I think there are a couple of species of valonia that do generate the bubbles from a common hold-fast and can branch, in which case popping a single bladder only kills that cell, not the whole assemblage, but the most common species, Valonia ventricosa, grows as a single cell, each with it's own anchorage to the rock.

FWIW, I've had valonia grow underneath corals. As in, in a cavity that is completely covered by an epoxied on base. Obviously a tiny amount of light is making it in, but I only become aware of them when the coral above them winds up on the sand. They can tolerate VERY low levels of light and still thrive. I'd be highly suspicious of any claims that says putting them in the dark for months could eradicate them completely. If your'e going to go through the trouble of black-out cooking your rocks, you may as well make sure it's going to work. I'd bleach, acid wash, and dry them completely. There's nothing on your rocks that won't re-colonize them through the normal course of running a tank. Is there something on them that you think you'd be preserving by doing the black-out cooking?

MondoBongo
06/19/2014, 12:45 PM
Bubble algae is a single cell. Once the cell wall has been violated or breached in any way, it rapidly dies. The remaining skin is basically crystalline cellulose, it won't re-grow. However, current dynamics in our aquariums are never truly random. In the long term aggregate, there will be places that are always getting blasted, and places that are always collecting crap. Valonia spores will likely keep re-germintating in the same few places because that's where they're statistically most likely to land based on your tank's flow dynamics, making it seem like popped cells are regenerating. I wouldn't be surprised if underneath any one large valonia, there are dozens to hundreds of microscopic anchored spores which collect underneath it, just waiting for the boulder above it to pop and provide them with enough light to grow.

this is certainly an interesting theory, and could well explain why mine keeps cropping up in the same places.

it also seems that if i miss even one teeny, tiny, bubble, that it will slowly but surely regrow multiple other bubbles.

Andyf30
06/19/2014, 12:52 PM
The siphon hose is my go to. And emerald crabs. The siphon will pop them and pull the spores out as well. That's how I've been controlling my problems with bubble algae

leveldrummer
06/19/2014, 01:43 PM
Im thinking of taping an ice pick to a 1/4 inch syphon and just go on a popping spree, pop as many as I can find and suck the goods out of them. hopefully that will kill everything I can see without causing more outbreaks.

davocean
06/19/2014, 03:07 PM
Siphon and emerald crabs have worked for me, I have seen valonia that was under rocks in total darkness for who knows how long still alive, so lights out will not do much of anything for you.

Benson0219
06/19/2014, 05:57 PM
I had Bubble Algae so bad that it was even in my overflow, powerheads and covered many of my corals. I had a low nutrient tank.
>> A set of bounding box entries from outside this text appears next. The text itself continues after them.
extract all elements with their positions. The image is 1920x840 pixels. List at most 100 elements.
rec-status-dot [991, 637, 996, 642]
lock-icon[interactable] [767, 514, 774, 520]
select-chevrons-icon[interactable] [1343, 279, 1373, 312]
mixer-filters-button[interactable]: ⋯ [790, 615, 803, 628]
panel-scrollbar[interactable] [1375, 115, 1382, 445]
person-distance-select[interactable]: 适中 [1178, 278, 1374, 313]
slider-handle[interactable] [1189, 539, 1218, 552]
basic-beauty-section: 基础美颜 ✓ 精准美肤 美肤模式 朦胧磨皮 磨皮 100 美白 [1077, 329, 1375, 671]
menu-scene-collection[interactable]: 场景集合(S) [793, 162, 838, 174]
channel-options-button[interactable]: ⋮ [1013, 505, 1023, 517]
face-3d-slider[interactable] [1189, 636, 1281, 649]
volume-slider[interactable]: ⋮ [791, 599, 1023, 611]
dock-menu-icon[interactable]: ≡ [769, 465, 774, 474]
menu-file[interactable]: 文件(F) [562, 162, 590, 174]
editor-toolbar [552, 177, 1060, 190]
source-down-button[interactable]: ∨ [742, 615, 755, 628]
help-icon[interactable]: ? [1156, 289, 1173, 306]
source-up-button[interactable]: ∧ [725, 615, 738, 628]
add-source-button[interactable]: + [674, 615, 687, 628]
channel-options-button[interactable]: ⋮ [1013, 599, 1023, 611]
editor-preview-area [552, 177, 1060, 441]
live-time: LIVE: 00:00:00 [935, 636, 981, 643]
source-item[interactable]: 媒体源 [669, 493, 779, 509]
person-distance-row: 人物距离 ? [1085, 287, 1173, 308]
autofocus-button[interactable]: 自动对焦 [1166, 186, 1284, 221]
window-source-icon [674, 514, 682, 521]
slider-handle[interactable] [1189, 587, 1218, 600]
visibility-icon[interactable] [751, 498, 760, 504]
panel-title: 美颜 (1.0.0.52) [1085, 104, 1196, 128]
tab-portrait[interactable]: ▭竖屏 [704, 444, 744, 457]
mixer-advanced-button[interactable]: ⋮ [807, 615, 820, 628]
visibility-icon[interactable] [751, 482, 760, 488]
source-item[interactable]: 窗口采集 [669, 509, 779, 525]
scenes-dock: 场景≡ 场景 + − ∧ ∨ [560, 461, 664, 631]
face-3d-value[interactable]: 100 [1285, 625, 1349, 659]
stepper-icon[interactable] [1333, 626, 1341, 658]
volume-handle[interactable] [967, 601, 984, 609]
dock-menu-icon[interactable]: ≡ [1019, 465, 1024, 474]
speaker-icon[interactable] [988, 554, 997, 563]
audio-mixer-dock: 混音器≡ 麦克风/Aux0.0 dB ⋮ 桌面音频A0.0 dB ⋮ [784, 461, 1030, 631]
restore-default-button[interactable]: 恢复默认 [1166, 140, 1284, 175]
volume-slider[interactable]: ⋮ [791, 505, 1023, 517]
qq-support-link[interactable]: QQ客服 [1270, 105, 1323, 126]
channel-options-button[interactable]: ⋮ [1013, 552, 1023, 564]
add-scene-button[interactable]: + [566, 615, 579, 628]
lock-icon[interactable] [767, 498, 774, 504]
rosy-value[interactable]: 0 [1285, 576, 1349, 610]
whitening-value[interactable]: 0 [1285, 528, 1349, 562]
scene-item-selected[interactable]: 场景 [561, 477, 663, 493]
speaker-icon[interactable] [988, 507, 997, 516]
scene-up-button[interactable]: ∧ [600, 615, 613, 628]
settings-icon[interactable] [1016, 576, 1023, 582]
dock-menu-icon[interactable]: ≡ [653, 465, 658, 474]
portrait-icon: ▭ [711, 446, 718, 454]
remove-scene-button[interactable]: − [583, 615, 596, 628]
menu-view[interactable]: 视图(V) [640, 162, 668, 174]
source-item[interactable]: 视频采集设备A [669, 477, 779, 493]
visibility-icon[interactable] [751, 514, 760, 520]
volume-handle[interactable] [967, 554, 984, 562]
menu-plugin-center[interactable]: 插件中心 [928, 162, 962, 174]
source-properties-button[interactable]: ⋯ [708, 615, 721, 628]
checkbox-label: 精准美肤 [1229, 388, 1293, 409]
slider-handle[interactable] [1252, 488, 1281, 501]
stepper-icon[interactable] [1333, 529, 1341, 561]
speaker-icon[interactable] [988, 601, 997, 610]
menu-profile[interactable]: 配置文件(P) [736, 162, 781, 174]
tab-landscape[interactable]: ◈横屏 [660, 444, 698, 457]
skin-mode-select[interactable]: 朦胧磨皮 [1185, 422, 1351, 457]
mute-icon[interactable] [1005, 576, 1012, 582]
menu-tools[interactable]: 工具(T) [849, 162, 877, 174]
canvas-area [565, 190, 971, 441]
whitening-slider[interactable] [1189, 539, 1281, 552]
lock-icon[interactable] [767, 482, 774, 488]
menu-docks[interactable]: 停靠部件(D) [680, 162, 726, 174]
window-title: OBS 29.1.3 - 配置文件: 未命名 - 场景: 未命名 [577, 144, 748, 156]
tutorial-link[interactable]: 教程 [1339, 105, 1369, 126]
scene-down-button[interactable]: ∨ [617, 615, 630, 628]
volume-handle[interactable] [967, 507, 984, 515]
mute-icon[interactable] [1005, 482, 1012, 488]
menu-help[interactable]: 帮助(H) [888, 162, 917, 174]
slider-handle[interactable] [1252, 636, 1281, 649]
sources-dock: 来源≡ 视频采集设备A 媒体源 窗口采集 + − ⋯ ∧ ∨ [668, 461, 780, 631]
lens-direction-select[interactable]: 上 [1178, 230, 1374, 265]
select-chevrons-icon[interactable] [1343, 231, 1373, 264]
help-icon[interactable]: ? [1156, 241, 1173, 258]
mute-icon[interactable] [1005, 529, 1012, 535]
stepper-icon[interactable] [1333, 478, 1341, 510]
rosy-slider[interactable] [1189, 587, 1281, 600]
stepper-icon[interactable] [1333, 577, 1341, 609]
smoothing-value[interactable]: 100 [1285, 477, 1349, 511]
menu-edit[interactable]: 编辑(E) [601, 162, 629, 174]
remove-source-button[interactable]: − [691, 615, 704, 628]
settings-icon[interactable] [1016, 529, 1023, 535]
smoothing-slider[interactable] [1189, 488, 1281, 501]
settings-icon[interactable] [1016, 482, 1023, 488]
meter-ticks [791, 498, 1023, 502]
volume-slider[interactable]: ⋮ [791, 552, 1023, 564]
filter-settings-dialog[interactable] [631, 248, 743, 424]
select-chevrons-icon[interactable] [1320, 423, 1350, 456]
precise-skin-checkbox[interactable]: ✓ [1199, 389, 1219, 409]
I finally bought new dry rock and cured it while I gave the tank a bleach bath. Now I have new live rock that was supplemented with some Fiji live rock. I am now very careful where I buy my corals. Checking the LFS tanks for it before I buy corals.

Benson0219
06/19/2014, 06:00 PM
I did try all of the above too... syphoning, Emerald Crabs, Rabbit Fish, hydrogen peroxide, ect…

rustyjames
06/19/2014, 07:48 PM
Benson, I guess the peroxide didn't work? I've only read a little about it. Did you tranfer
coral from the infected tank?

zeebies
06/19/2014, 08:16 PM
I added seasoned dry rock to an established tank and bubble algae grew on it like magic. The older live rock had no bubble algae (that I could see, anyway...)

I took out the "dry" rock along with its bubble algae, did a good scrubbing, then an acid wash, then a bleach dunking, then a long air dry. Bubble algae returned. I added 2 emerald crabs and the rock was spotless in 8 days. And it's stayed that way.